Il sabato prima di Pasqua, verso le 14 e 30, la 500 transitava lungo il ponte sul Po di Cremona con Lucia a bordo, diretta a Castell’Arquato, meta della gita, per vedere le architetture medievali che rendevano attraente la località piacentina e attiravano i turisti. Lui restava in silenzio, preso com’era dalla guida, con l’orecchio pronto a captare ogni rumore anomalo proveniente dal motore o dal differenziale. Lei cercava di attirare l’attenzione scoprendo per qualche centimetro le robuste ginocchia, ma senza successo, tanto lui era concentrato sulla dinamica della sua vettura, dalla carrozzeria brillante e pulita come appena uscita dalla catena di montaggio. Dopo aver ammirato le bellezze architettoniche che si affacciano sulla piazza più alta della località medievale, la visita si concluse in un’antica osteria di fronte al castello sorseggiando vino e mangiando pane e salame.

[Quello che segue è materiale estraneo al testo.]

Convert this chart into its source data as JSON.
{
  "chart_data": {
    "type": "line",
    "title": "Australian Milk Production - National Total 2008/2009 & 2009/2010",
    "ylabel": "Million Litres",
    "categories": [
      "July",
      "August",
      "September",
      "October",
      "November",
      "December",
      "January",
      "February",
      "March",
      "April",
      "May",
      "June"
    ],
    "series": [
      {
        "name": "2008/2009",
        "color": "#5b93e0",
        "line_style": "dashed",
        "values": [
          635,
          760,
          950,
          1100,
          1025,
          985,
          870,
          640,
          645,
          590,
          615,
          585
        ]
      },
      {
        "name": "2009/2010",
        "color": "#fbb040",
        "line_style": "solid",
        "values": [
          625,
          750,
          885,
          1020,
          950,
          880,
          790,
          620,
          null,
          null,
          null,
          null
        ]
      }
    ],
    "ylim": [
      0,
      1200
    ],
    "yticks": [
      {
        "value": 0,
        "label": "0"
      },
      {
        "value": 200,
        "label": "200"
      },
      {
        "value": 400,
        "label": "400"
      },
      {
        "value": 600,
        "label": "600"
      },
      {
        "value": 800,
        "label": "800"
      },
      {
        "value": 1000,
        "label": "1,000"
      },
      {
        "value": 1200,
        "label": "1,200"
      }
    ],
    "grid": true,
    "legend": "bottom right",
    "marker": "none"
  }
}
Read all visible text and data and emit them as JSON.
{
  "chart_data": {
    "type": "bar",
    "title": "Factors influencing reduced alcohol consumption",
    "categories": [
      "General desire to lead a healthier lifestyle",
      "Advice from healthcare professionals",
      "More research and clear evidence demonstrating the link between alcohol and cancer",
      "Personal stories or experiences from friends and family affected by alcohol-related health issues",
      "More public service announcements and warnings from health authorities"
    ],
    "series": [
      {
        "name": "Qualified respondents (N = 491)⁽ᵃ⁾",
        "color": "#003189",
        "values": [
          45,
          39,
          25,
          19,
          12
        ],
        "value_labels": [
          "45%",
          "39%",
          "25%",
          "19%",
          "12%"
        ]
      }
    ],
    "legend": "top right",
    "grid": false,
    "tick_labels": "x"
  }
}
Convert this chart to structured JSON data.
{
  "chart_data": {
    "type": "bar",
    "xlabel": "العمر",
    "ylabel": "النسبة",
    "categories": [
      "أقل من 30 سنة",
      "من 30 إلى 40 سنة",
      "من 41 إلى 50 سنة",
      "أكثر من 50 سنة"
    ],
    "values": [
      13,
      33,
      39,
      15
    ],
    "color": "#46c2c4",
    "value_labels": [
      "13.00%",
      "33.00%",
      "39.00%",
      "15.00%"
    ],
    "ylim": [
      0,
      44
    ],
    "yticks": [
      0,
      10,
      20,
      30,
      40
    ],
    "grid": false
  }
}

Uno dei classici temporali estivi improvviso riempì il cielo di nere nubi cariche di pioggia. Il timore che il maltempo potesse danneggiare la macchina incominciò a preoccupare il muratore, il quale anticipò il ritorno, mentre le speranze della signorina di allacciare un rapporto sentimentale con atti concreti diventavano più flebili. Ma, improvvisamente, vincendo la timidezza, egli appoggiò una mano sul ginocchio di lei. Poi, lentamente e poco per volta iniziò a risalire. La mano avanzava e, raggiunto l’obiettivo, Luigino trovò il coraggio di proporre una sosta in una stradina lontana da occhi indiscreti. E, arrivato vicino a casa, quando stava per imboccare la strada bianca che conosceva bene, si accorse che la pioggia l’aveva coperta di fango. Immediatamente il suo pensiero corse al degrado che la sua macchina avrebbe subìto. Come per un riflesso condizionato, tirò diritto verso casa, preferendo non sporcare l’auto, tra lo stupore e la delusione dell’accompagnatrice.